Rex Tillerson says ‘lazy’ US journalists should subscribe to industry-backed claims, not ‘fear-mongering’ independent scientists
Common Dreams staff, June 28, 2012
During a talk hosted by the conservative Council on Foreign Relations on Wednesday, ExxonMobil CEO Rex Tillerson claimed that ‘fear-mongering’ on climate change by environmental groups and independent scientists has been enabled by a ‘lazy’ press and a scientifically ‘illiterate’ public.
Rex W. Tillerson, chairman and chief executive officer of Exxon Mobil Corporation. Though he acknowledged the existence of global warming during the event, Tillerson suggested that any possible impacts of the phenomenon were ‘overblown’ and could be mitigated by new technologies. “It’s an engineering problem and there will be an engineering solution,” he said.
When asked, Tillerson rejected the idea that man-made CO2 emissions, and the climate change induced by such emissions, was even in the “top-five challenges” for current and future generations.
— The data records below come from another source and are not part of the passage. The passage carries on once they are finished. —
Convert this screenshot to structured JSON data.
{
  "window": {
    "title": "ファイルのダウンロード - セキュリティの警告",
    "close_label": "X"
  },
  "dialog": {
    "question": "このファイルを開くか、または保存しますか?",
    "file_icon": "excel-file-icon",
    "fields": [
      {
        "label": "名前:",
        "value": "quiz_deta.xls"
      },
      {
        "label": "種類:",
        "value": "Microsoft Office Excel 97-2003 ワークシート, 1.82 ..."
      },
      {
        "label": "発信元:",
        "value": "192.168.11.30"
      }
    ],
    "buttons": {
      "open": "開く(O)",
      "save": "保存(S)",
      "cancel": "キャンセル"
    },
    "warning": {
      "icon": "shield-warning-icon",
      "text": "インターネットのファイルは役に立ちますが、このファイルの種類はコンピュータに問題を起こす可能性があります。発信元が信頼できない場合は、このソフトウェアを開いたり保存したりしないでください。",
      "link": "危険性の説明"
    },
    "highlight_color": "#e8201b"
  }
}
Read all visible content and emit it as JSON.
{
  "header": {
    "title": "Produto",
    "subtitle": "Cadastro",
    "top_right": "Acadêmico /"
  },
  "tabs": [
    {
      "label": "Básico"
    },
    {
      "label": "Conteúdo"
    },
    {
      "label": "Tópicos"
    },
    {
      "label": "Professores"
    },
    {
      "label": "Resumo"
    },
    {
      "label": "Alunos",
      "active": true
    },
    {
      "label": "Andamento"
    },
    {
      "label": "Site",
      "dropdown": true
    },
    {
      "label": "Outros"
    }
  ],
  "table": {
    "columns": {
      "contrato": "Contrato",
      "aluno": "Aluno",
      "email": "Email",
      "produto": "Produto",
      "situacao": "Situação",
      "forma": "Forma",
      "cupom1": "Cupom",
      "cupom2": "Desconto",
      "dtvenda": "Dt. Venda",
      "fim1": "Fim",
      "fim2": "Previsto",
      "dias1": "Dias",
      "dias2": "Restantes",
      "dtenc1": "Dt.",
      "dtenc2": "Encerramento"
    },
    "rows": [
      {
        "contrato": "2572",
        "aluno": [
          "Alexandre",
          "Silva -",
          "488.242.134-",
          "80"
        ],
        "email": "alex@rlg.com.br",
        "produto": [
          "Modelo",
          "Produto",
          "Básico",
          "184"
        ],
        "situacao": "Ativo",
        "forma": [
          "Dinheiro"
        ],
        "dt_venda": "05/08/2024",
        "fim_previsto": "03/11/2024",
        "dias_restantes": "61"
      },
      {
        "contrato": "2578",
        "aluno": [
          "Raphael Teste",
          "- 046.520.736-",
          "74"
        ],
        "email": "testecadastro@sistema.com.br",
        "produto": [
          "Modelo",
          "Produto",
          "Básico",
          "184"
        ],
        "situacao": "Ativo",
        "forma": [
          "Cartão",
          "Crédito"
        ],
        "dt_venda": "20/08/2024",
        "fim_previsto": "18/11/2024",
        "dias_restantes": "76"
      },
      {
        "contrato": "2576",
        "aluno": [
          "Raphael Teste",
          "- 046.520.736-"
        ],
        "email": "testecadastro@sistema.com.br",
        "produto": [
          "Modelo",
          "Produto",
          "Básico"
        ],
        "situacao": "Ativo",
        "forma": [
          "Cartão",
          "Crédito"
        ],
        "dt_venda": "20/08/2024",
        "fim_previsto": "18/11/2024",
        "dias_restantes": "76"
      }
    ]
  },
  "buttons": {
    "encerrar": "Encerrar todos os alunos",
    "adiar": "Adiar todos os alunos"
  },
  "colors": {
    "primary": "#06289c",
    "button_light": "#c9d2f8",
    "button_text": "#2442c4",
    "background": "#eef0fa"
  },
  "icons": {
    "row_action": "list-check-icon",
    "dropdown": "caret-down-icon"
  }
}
“No,” Tillerson said, “I think there are much more pressing priorities that we as a — as a human being race and society need to deal with.” He went on to say that billions of people were living in abject poverty and that their future well-being depended on more access to fossil fuels.
“They’d love to burn fossil fuels because their quality of life would rise immeasurably, and their quality of health and the health of their children and their future would rise immeasurably,” he said.
According to ananlysis by The Associated Press, Tillerson expressed frustration at the level of public concern over new drilling techniques that tap natural gas and oil in shale formations under several states. He said environmental advocacy groups that “manufacture fear” have alarmed a public that doesn’t understand drilling practices – or maths, science or engineering in general. He blamed “lazy” journalists for producing stories that scare the public but don’t investigate the claims of advocacy groups.
Drilling for oil and gas will always involve risks of spills and accidents, he said, but those risks are manageable and worth taking because they are small given the amount of energy they produce.